Sept. 13 (UPI) — Researchers have developed new sequencing techniques and machine learning to more quickly diagnose diseases in newborns, as well as cut down false-positives.
By using their new data analysis method, researchers at Yale were able to examine an entire metabolic profile rather than previous methods that focus on a fraction of data collected.
The research, which was published Wednesday in the journal Genetics in Medicine, found the sequencing method correctly identified 89 percent of newborns with methylmalonic acidemia, an inborn metabolic disorder that can lead to fatal neonatal disease.
In a database review of California newborns, more than 500 babies were falsely identified as having the disorder, compared to 100 that were correctly diagnosed with the condition.
“By combining sequencing with our novel machine learning, we’ve made a big difference in reducing MMA false-positive results,” senior author Curt Scharfe, an associate professor of genetics at Yale, said in a press release.
Families then go through the anxiety of going through a battery of tests to confirm the diagnosis.

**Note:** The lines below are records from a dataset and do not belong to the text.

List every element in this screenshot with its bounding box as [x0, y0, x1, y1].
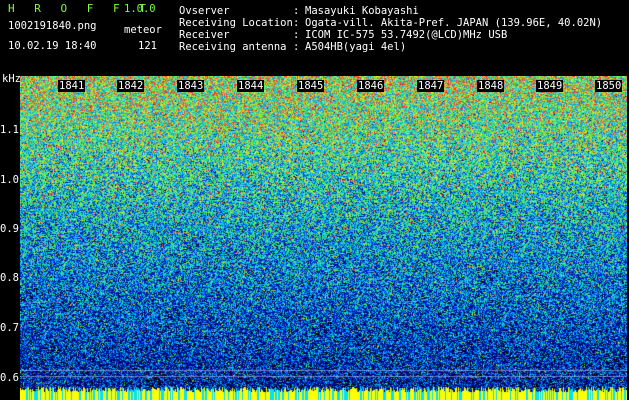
meteor-label: meteor — [124, 24, 162, 36]
app-version: 1.0.0 — [124, 3, 156, 15]
time-tick-label: 1842 — [117, 80, 145, 92]
y-tick-label: 1.1 — [0, 124, 19, 136]
time-tick-label: 1843 — [177, 80, 205, 92]
y-tick-label: 0.9 — [0, 223, 19, 235]
time-tick-label: 1844 — [237, 80, 265, 92]
time-tick-label: 1847 — [417, 80, 445, 92]
y-axis-unit: kHz — [2, 73, 21, 85]
time-tick-label: 1849 — [536, 80, 564, 92]
y-tick-label: 0.6 — [0, 372, 19, 384]
y-tick-label: 0.8 — [0, 272, 19, 284]
capture-datetime: 10.02.19 18:40 — [8, 40, 97, 52]
info-value-receiver: ICOM IC-575 53.7492(@LCD)MHz USB — [305, 29, 508, 41]
info-key-antenna: Receiving antenna — [179, 41, 287, 53]
spectrogram — [20, 76, 627, 400]
time-tick-label: 1846 — [357, 80, 385, 92]
time-tick-label: 1850 — [595, 80, 623, 92]
info-value-antenna: A504HB(yagi 4el) — [305, 41, 407, 53]
info-value-observer: Masayuki Kobayashi — [305, 5, 419, 17]
y-tick-label: 0.7 — [0, 322, 19, 334]
info-value-location: Ogata-vill. Akita-Pref. JAPAN (139.96E, … — [305, 17, 603, 29]
info-key-location: Receiving Location — [179, 17, 293, 29]
time-tick-label: 1848 — [477, 80, 505, 92]
time-tick-label: 1845 — [297, 80, 325, 92]
meteor-count: 121 — [138, 40, 157, 52]
time-tick-label: 1841 — [58, 80, 86, 92]
info-key-receiver: Receiver — [179, 29, 230, 41]
y-tick-label: 1.0 — [0, 174, 19, 186]
info-key-observer: Ovserver — [179, 5, 230, 17]
capture-filename: 1002191840.png — [8, 20, 97, 32]
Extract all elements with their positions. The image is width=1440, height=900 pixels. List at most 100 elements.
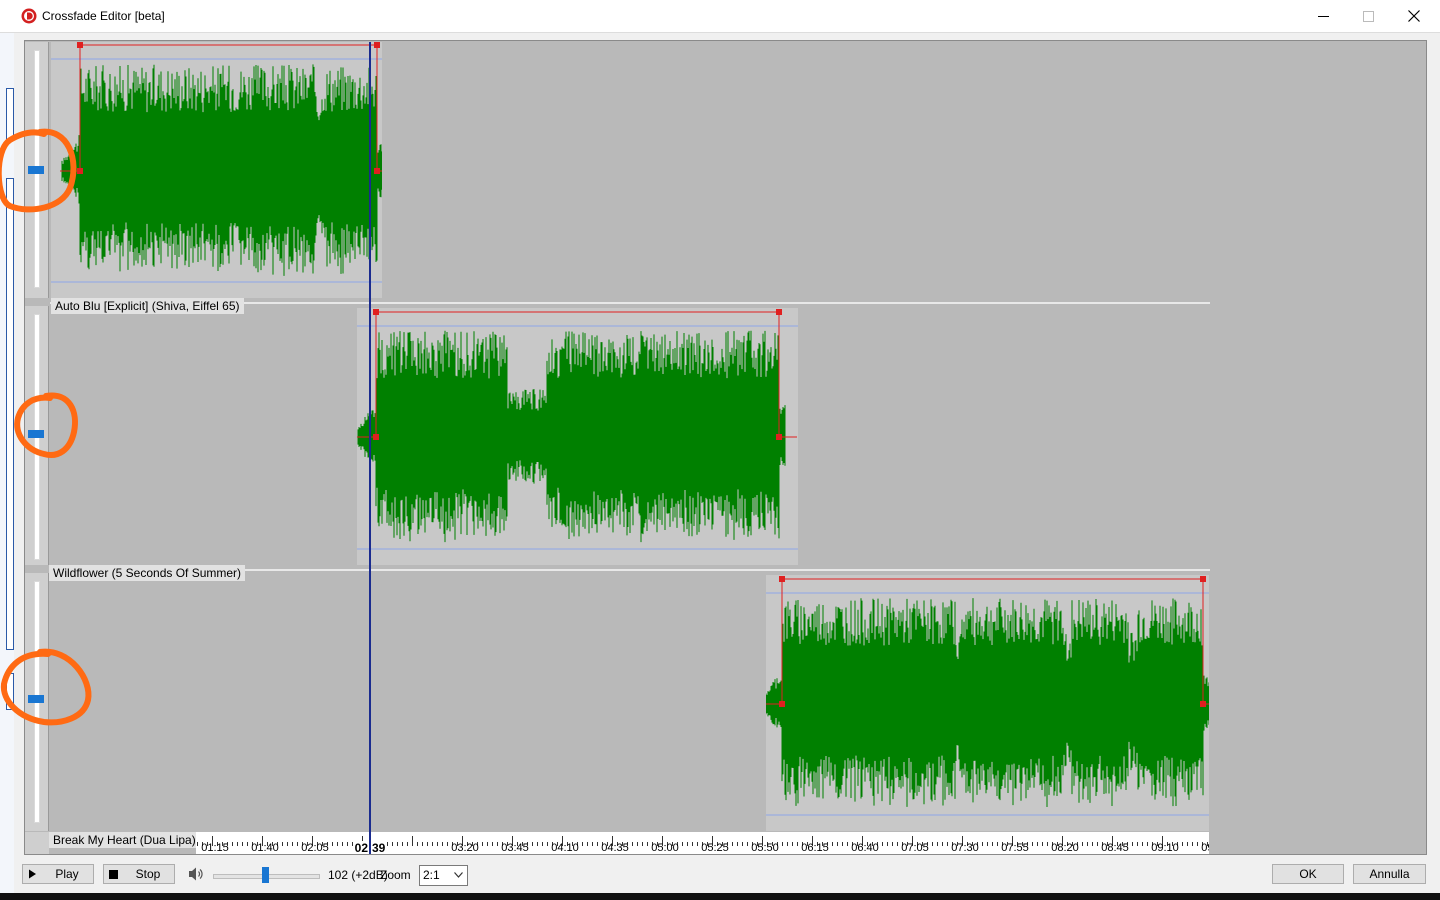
ruler-tick — [397, 842, 398, 846]
play-button[interactable]: Play — [22, 864, 94, 884]
ruler-tick — [497, 842, 498, 846]
stop-button[interactable]: Stop — [103, 864, 175, 884]
ruler-tick-label: 08:45 — [1101, 842, 1129, 854]
ruler-tick-label: 09:35 — [1201, 842, 1209, 854]
ruler-tick — [542, 842, 543, 846]
cancel-label: Annulla — [1369, 867, 1410, 881]
ruler-tick — [582, 842, 583, 846]
playhead-cursor[interactable] — [369, 42, 371, 854]
ruler-tick — [782, 842, 783, 846]
ruler-tick — [392, 842, 393, 846]
track-3-title: Wildflower (5 Seconds Of Summer) — [49, 565, 246, 581]
ruler-tick — [407, 842, 408, 846]
track-3-clip[interactable] — [766, 575, 1209, 831]
ruler-tick — [892, 842, 893, 846]
track-1-volume-strip — [25, 42, 49, 298]
ruler-tick — [232, 842, 233, 846]
ruler-tick — [747, 842, 748, 846]
ruler-tick-label: 07:55 — [1001, 842, 1029, 854]
ruler-tick-label: 04:10 — [551, 842, 579, 854]
volume-slider-thumb[interactable] — [262, 867, 269, 883]
ruler-tick — [447, 842, 448, 846]
ruler-tick — [897, 842, 898, 846]
window-title: Crossfade Editor [beta] — [42, 9, 165, 23]
ruler-tick — [937, 842, 938, 846]
envelope-handle — [779, 701, 785, 707]
ruler-tick — [692, 842, 693, 846]
stop-icon — [108, 869, 118, 879]
zoom-label: Zoom — [380, 868, 411, 882]
ruler-tick — [687, 842, 688, 846]
volume-value: 102 (+2dB) — [328, 868, 388, 882]
track-3-volume-strip — [25, 573, 49, 831]
ruler-tick — [1087, 842, 1088, 846]
ruler-tick-label: 08:20 — [1051, 842, 1079, 854]
ruler-tick — [402, 842, 403, 846]
ruler-tick — [847, 842, 848, 846]
maximize-button[interactable] — [1345, 0, 1391, 32]
zoom-select[interactable]: 2:1 — [419, 865, 468, 886]
ruler-tick — [387, 842, 388, 846]
track-1-waveform — [51, 42, 382, 283]
ruler-tick — [697, 842, 698, 846]
background-panel — [6, 88, 14, 140]
ruler-tick — [242, 842, 243, 846]
ruler-tick — [932, 842, 933, 846]
waveform-samples — [766, 598, 1209, 807]
ruler-tick — [737, 842, 738, 846]
timeline-ruler[interactable]: 01:15 01:40 02:05 03:20 03:45 04:10 04:35 05:00… — [196, 832, 1209, 854]
envelope-handle — [1200, 576, 1206, 582]
track-1-volume-fader[interactable] — [28, 166, 44, 174]
waveform-samples — [357, 330, 786, 543]
ruler-tick — [742, 842, 743, 846]
ruler-tick — [637, 842, 638, 846]
ruler-tick — [787, 842, 788, 846]
ruler-tick — [942, 842, 943, 846]
ruler-tick — [1092, 842, 1093, 846]
ok-button[interactable]: OK — [1272, 864, 1344, 884]
title-bar: Crossfade Editor [beta] — [0, 0, 1440, 33]
close-button[interactable] — [1391, 0, 1437, 32]
ruler-tick — [537, 842, 538, 846]
ruler-tick — [417, 842, 418, 846]
envelope-handle — [373, 434, 379, 440]
ruler-tick — [532, 842, 533, 846]
cancel-button[interactable]: Annulla — [1353, 864, 1426, 884]
play-icon — [28, 869, 36, 879]
ruler-tick — [547, 842, 548, 846]
ruler-tick — [987, 842, 988, 846]
ruler-tick — [1182, 842, 1183, 846]
ruler-tick — [1187, 842, 1188, 846]
track-1-clip[interactable] — [51, 42, 382, 298]
envelope-handle — [776, 434, 782, 440]
ruler-tick — [347, 842, 348, 846]
play-label: Play — [55, 867, 79, 881]
ruler-tick — [1097, 842, 1098, 846]
taskbar — [0, 893, 1440, 900]
ruler-tick — [642, 842, 643, 846]
ruler-tick-label: 07:30 — [951, 842, 979, 854]
track-3-volume-fader[interactable] — [28, 695, 44, 703]
ruler-tick — [237, 842, 238, 846]
ruler-tick — [1037, 842, 1038, 846]
ruler-tick-label: 01:15 — [201, 842, 229, 854]
envelope-handle — [77, 168, 83, 174]
ruler-tick-label: 03:45 — [501, 842, 529, 854]
app-logo-icon — [21, 8, 37, 24]
ruler-tick — [1142, 842, 1143, 846]
ruler-tick — [1047, 842, 1048, 846]
ruler-tick — [792, 842, 793, 846]
minimize-button[interactable] — [1300, 0, 1346, 32]
ruler-tick-label: 06:40 — [851, 842, 879, 854]
track-2-title: Auto Blu [Explicit] (Shiva, Eiffel 65) — [51, 298, 244, 314]
track-2-volume-fader[interactable] — [28, 430, 44, 438]
ruler-tick — [632, 842, 633, 846]
ruler-tick — [422, 842, 423, 846]
stop-label: Stop — [135, 867, 161, 881]
track-3-waveform — [766, 576, 1209, 816]
ruler-tick — [1147, 842, 1148, 846]
track-4-title: Break My Heart (Dua Lipa) — [49, 832, 200, 848]
track-2-clip[interactable] — [357, 308, 798, 565]
background-panel — [6, 673, 14, 710]
ruler-tick — [732, 842, 733, 846]
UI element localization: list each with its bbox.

“The time until confirmation is stressful for families, places a burden on the health care system and in some cases could delay the right treatment for these infants.” Scharfe said.
Currently, blood drawn from a pinprick of an infant’s heel shortly after birth is analyzed for preventable diseases.
The researchers sequenced 72 metabolic genes from newborn dried blood spots, and analytical and clinical performance was evaluated in 60 screen-positive newborns for methylmalonic acidemia. The researchers also trained a Random Forest machine learning classifier to help improve diagnosis.
The researchers believe the new sequencing and data analysis can be used to complement existing routine blood work to avoid lengthy testing and speed up the treatment for babies.
Using the sequencing and data analysis, the researchers also clinically validated a test for cystic fibrosis.
Ultimately, they said they hope to implement the new testing methods at hospitals worldwide.